I’m realizing that if stigma and discrimination is found amongst my peers, then I will face it head-on in the larger society around me. This will be particularly true as we move through the production process. I imagine I will be sized up and my capabilities judged quite often. Now I was prepared for this obvious scenario, but I was less prepared to be cut-down by someone who shares my diagnosis. I was expecting more empathy and understanding, which perhaps makes me naive.
The sad truth is there are people who will never see themselves as a full person, an equal, in the eyes of society. I can only say that this notion makes me even more firm in my resolve to make this film. The truth of the illness, the truth about possible recovery, the truth about treatment, stigma, and healing alike all needs to be visualized to comprehend it. Perhaps I can help my accuser realize that they are perpetuating the very stigma that holds us all down.
To anyone reading this, who has been doubted. Don’t internalize a word. Keep striving and taking action towards being the best version of yourself possible. Let your gifts of creativity, numerous talents and skills, run wild. I’ve seen some of the most profound artwork and humanity derived from people with so called mental disabilities. Make realistic plans, be inspired, and don’t temper the innate creativity that lives in so many of us, and you will succeed at your given task. I believe in so many of you out there.
The statement that was made by this poor disgruntled soul said something I’m sure others will consider, so I am addressing it here. He states, “You want to find more out there, but there’s not much to be found. There’s nothing out there to find. It’s a mental illness. It’s all been researched before. It’s all out there in open books left and right.” *note I’m leaving out the swearing and name-calling shenanigans because it wasn’t creative enough to share*
I feel like this couldn’t be further from the truth, and I look forward to compiling all of the research, the people we capture on film, and compiling it into something meaningful for people in the bipolar community and those well beyond that cohort. This close-your-eyes-and-accept-it approach doesn’t settle well with me. There is so much out there to learn and share, and we will.
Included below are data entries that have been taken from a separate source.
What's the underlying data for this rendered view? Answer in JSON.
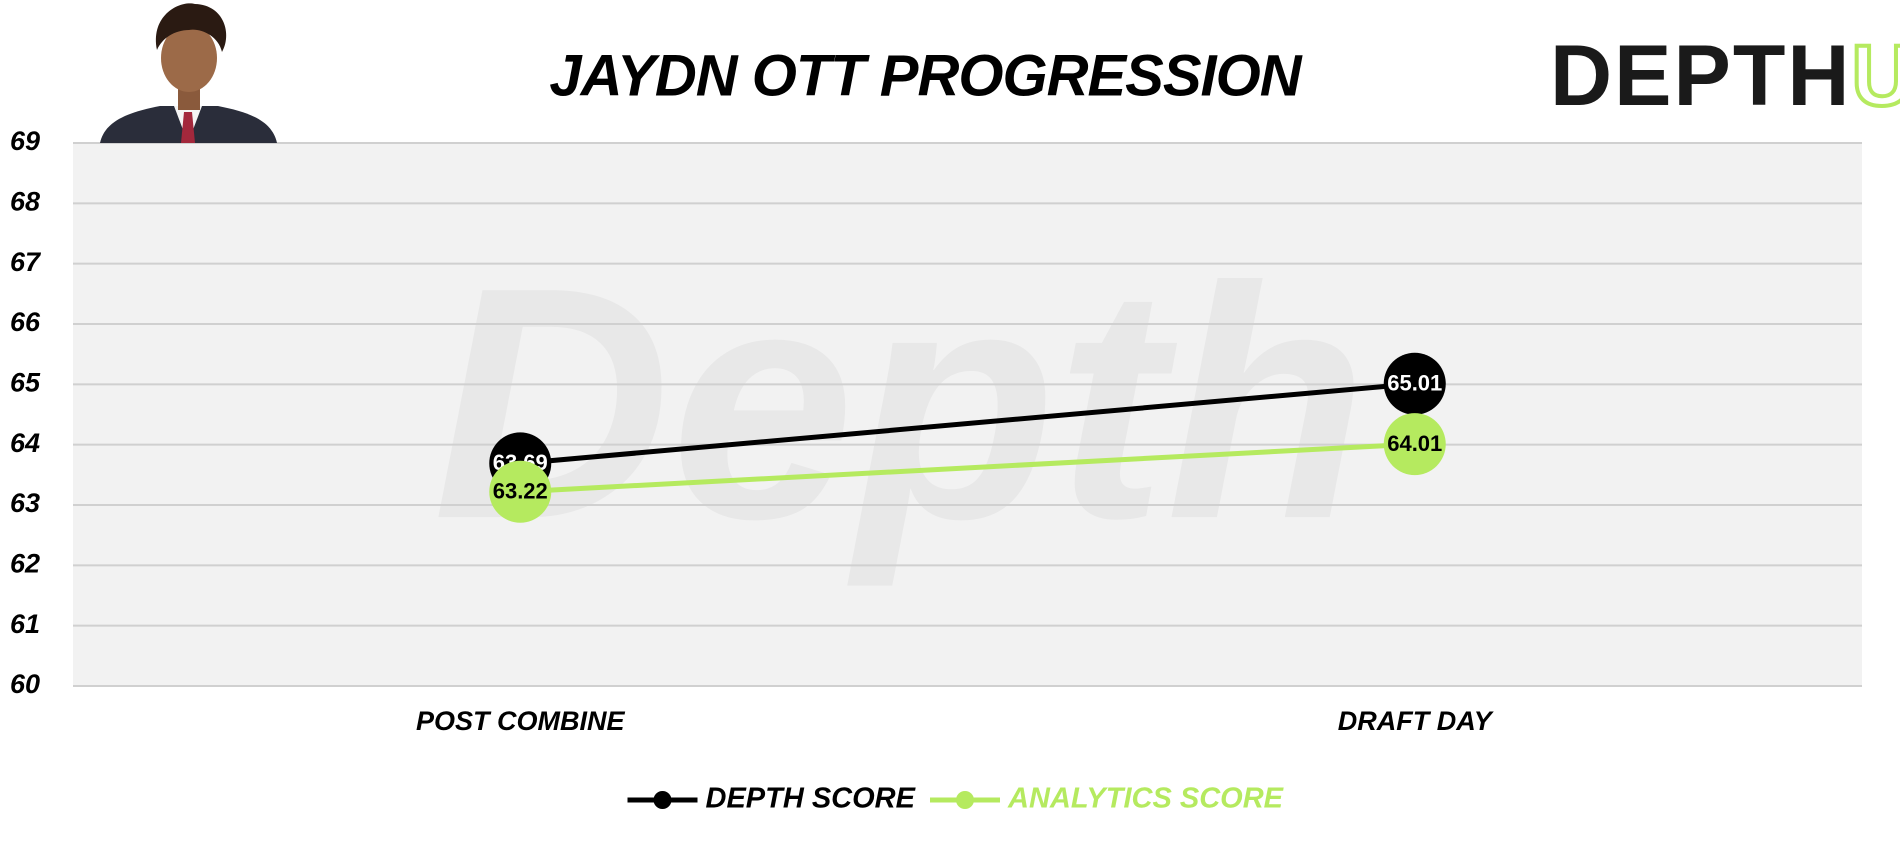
{
  "chart_data": {
    "type": "line",
    "title": "JAYDN OTT PROGRESSION",
    "logo": [
      "DEPTH",
      "U"
    ],
    "watermark": "Depth",
    "categories": [
      "POST COMBINE",
      "DRAFT DAY"
    ],
    "series": [
      {
        "name": "DEPTH SCORE",
        "color": "#000000",
        "values": [
          63.69,
          65.01
        ]
      },
      {
        "name": "ANALYTICS SCORE",
        "color": "#b5ea5f",
        "values": [
          63.22,
          64.01
        ]
      }
    ],
    "ylim": [
      60,
      69
    ],
    "yticks": [
      60,
      61,
      62,
      63,
      64,
      65,
      66,
      67,
      68,
      69
    ],
    "grid": true,
    "legend": "bottom"
  }
}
My love to all of you at Thanksgiving. I hope it is filled with love and peace in your homes and minds.
Out of all the things that can make your life hard, the things that people say can be the hardest. The funny thing is that they come from those closest to you. It makes you lose faith in humanity that it comes from them. Like, if those close to you hurt you like that, who needs people?
And you want to say people, please, for the love of God and peace and love and cute little pink ass bunnies, STOP.